The development of highly active iridium oxides with excellent stability in acidic environments and significantly reduced Ir content is crucial for advancing competitive proton exchange membrane water electrolyzer (PEMWE) technologies. In this study, an intrinsically active acid-stable low-iridium (Ir/IrO_x(OH)_y·(H₂O)_n) OER electrocatalyst via an alkali-assisted ethylene glycol reduction method is designed. The Ir/IrO_x(OH)_y·(H₂O)_n shows a hollandite-like structure with abundant edge-sharing IrO₆ octahedra that accommodates structural water and OH ligands in its tunnels.
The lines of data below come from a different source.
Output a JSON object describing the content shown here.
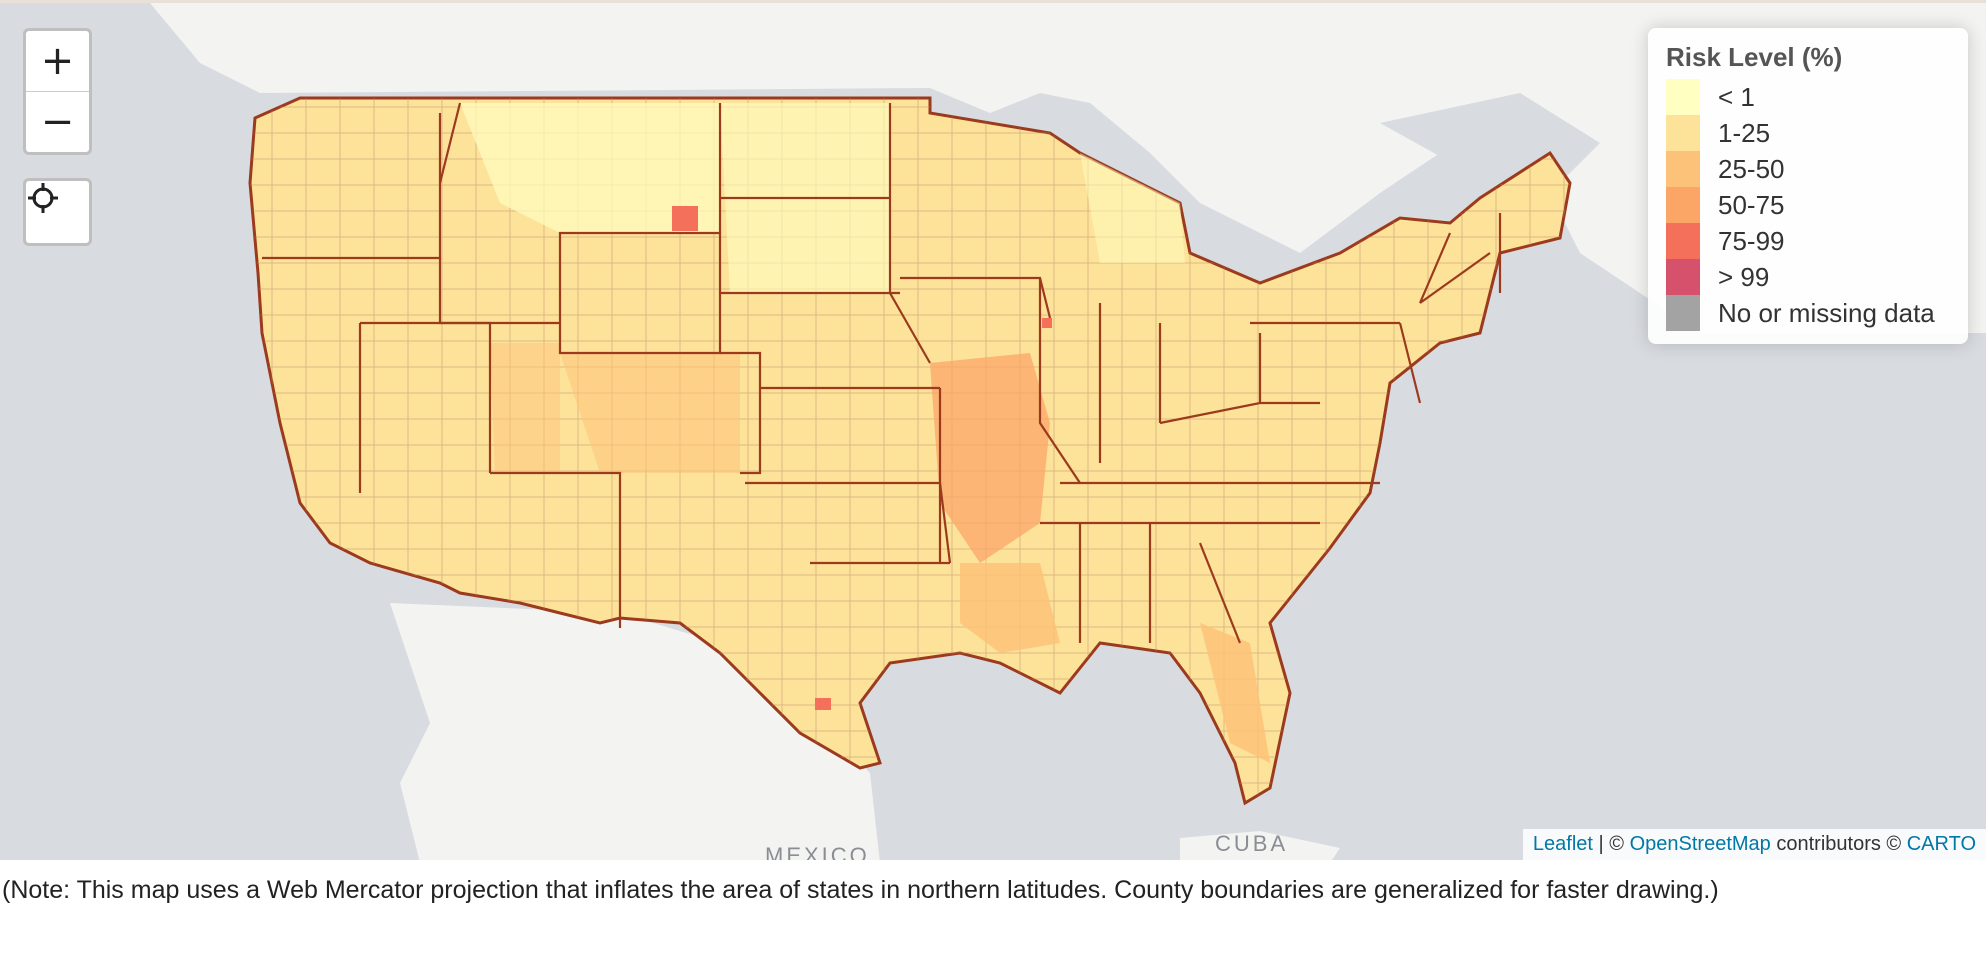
{
  "zoom": {
    "in_label": "+",
    "out_label": "−"
  },
  "legend": {
    "title": "Risk Level (%)",
    "items": [
      {
        "label": "< 1",
        "color": "#ffffc2"
      },
      {
        "label": "1-25",
        "color": "#fde29a"
      },
      {
        "label": "25-50",
        "color": "#fdc279"
      },
      {
        "label": "50-75",
        "color": "#fba567"
      },
      {
        "label": "75-99",
        "color": "#f4705b"
      },
      {
        "label": "> 99",
        "color": "#d6516b"
      },
      {
        "label": "No or missing data",
        "color": "#a3a3a3"
      }
    ]
  },
  "map_labels": {
    "mexico": "MEXICO",
    "cuba": "CUBA"
  },
  "attribution": {
    "leaflet": "Leaflet",
    "sep": "| ©",
    "osm": "OpenStreetMap",
    "contributors": "contributors ©",
    "carto": "CARTO"
  },
  "note": "(Note: This map uses a Web Mercator projection that inflates the area of states in northern latitudes. County boundaries are generalized for faster drawing.)"
}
In situ/operando spectroscopies demonstrate that lattice water (or OH ligands)–mediated oxygen exchange bypasses key rate-limiting steps in the OER process, including oxygen–oxygen bond formation in the adsorbate evolution mechanism (AEM) and deprotonation in the lattice oxygen mechanism (LOM), which typically hinder OER efficiency. Moreover, the interfacial OH ligands are shown to accelerate the deprotonation of OER intermediates, thereby enhancing the kinetics of the hydrogen evolution reaction (HER). The resulting Ir/IrO_x(OH)_y·(H₂O)_n catalyst achieves a lower overpotential of 1.79 V and exhibits high durability, sustaining 1200 h at 1 A cm⁻² under industrial conditions. These findings highlight the potential of this catalyst for high-performance, durable PEMWE systems.